= Walt Disney's Funny Factory =

Walt Disney's Funny Factory is a series of DVDs by Walt Disney Home Entertainment. Very similar to the line, each release would feature around one-hour of Disney animated short films, grouped by a starring character, or set of characters. As opposed to the chronological nature of the Walt Disney Treasures line, each release would feature various cartoons in no particular order. The series featured two waves of releases, on January 17, 2006, and November 21, 2006. Another similar line was Walt Disney’s Classic Cartoon Favorites.

== Releases ==

===Wave 1 (2006)===
The first wave of two releases was released on January 17, 2006.

====Volume 1: Funny Factory with Mickey ====
All of the shorts on here feature Mickey Mouse.
1. Mickey and the Seal (1948)
2. Mr.
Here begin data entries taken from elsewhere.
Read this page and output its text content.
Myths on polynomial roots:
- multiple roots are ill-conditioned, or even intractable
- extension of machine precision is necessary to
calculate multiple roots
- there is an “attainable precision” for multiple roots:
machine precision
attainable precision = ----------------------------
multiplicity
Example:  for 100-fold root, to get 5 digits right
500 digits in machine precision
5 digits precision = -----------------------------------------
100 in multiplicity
Mouse Takes a Trip (1940)
3. Moose Hunters (1937)
4. Mickey's Parrot (1938)
5. The Pointer (1939)
6. Magician Mickey (1937)
7. Tugboat Mickey (1940)
8. R'coon Dawg (1951)

====Volume 2: Funny Factory with Donald====
All of the shorts on here feature Donald Duck.
1. Canvas Back Duck (1953)
2. Donald's Cousin Gus (1939)
3. Daddy Duck (1948)
4. Window Cleaners (1940)
5. Self Control (1938)
6. Contrary Condor (1944)
7. Donald's Golf Game (1938)

===Wave 2 (2006)===
The second wave of five releases came on November 21, 2006.
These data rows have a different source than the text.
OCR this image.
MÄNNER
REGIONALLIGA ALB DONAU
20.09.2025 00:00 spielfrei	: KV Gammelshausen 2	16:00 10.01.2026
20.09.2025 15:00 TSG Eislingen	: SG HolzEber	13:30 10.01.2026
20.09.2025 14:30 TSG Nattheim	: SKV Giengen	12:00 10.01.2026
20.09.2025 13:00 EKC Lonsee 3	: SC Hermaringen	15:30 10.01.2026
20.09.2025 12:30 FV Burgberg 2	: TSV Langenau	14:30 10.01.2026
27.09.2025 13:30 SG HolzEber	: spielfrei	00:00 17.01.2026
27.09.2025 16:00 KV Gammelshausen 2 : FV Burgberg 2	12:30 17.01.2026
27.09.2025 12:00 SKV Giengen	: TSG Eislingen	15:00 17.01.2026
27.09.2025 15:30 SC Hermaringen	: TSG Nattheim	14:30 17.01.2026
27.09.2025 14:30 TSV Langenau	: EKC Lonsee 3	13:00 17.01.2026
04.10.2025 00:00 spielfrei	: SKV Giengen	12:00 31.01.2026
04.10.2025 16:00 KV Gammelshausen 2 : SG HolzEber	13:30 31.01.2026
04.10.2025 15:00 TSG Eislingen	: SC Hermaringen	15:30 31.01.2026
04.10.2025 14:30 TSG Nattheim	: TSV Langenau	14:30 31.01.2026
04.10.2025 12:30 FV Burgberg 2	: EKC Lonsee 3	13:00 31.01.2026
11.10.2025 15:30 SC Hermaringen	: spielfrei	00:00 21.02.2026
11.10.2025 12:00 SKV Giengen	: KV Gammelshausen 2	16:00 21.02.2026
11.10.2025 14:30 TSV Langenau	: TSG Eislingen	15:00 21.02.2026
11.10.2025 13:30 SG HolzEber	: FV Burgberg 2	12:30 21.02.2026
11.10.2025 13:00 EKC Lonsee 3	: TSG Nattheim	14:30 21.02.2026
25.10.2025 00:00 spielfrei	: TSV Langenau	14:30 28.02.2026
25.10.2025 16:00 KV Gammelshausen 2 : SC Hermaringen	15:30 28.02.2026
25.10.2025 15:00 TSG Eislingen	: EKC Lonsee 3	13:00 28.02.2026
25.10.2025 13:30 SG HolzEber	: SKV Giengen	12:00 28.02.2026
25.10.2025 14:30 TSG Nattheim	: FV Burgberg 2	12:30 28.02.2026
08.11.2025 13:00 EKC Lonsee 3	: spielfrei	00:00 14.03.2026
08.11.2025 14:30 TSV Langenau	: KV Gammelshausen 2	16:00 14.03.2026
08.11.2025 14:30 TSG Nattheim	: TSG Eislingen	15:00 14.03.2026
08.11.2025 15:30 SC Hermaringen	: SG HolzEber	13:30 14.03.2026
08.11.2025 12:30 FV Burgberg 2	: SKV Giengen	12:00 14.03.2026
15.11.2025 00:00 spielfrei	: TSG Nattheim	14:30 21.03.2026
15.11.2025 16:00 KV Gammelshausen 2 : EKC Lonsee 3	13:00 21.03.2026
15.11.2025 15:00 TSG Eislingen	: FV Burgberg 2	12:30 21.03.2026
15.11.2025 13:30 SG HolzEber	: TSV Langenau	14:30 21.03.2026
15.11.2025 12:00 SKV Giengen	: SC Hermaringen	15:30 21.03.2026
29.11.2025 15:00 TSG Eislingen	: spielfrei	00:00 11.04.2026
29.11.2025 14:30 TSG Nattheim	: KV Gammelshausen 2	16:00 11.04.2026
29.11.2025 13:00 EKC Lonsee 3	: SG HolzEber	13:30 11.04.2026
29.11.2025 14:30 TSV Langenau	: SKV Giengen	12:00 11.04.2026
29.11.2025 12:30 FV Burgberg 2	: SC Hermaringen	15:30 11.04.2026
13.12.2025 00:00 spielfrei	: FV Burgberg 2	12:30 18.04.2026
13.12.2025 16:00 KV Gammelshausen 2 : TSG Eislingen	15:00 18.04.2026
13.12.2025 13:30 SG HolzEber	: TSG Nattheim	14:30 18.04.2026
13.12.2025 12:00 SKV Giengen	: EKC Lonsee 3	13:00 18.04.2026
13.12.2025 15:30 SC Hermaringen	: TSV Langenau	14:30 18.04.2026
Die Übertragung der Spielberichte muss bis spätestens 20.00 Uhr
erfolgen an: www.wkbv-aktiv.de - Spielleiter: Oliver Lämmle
====Volume 3: Funny Factory with Goofy====
All of the shorts on here feature Goofy.
1. Goofy and Wilbur (1939)
2. Clock Cleaners (1937)
3. Goofy's Glider (1940)
4. Man's Best Friend (1952)
5. Father's Week End (1953)
6. Father's Lion (1952)
7. Aquamania (1961)

====Volume 4: Funny Factory with Huey, Dewey & Louie====
All of the shorts on here feature Donald Duck and Huey, Dewey, and Louie.
1. Donald's Nephews (1938)
2. Straight Shooters (1947)
3. Sea Scouts (1939)
4. Donald's Off Day (1944)
5. Lion Around (1950)
6. Soup's On (1948)
7. Don's Fountain of Youth (1953)
8. Lucky Number (1951)

== Reception ==
The "seemingly randomised order of the cartoons" makes these compilations more similar to the Cartoon Favorites line rather than to the Disney Treasures.

A review at Animation Magazine wrote that "Unlike Disney's popular tin editions, these single discs don't appear to offer any bonus features, but the low price should make them popular with collectors and casual fans nonetheless"

A review of the Mickey volume at DVD Talk found that "Who this is really for is little kids. The old Disney cartoons, while not especially funny, are cute and lively, and not rerun constantly like the Warner Bros. ones are. So the tots of today may not be as familiar with these, and they will surely find them delightful up to about the age of 8. Everyone else can skip them. Real fans will get the same material on better collections, and casual fans won't find any of these particular cartoons noteworthy." while the Donald volume was assessed as follows: "Donald is no Daffy, that's for sure, and adults aren't going to find more than a few chuckles in any of these. Kids will no doubt find them hilarious indeed -- but if you're going to shell out bucks on cartoons for the kids, why not spend a few more and get a quality set? "

Another review of the Mickey volume stated "For anyone who has decided not to collect all the shorts of Disney's landmark mouse (and now, with three of his four Treasures difficult and fairly pricey to obtain, that's an understandable move for someone very late to the Disney DVD game), Funny Factory with Mickey makes for a pretty nice sampling of his years in color."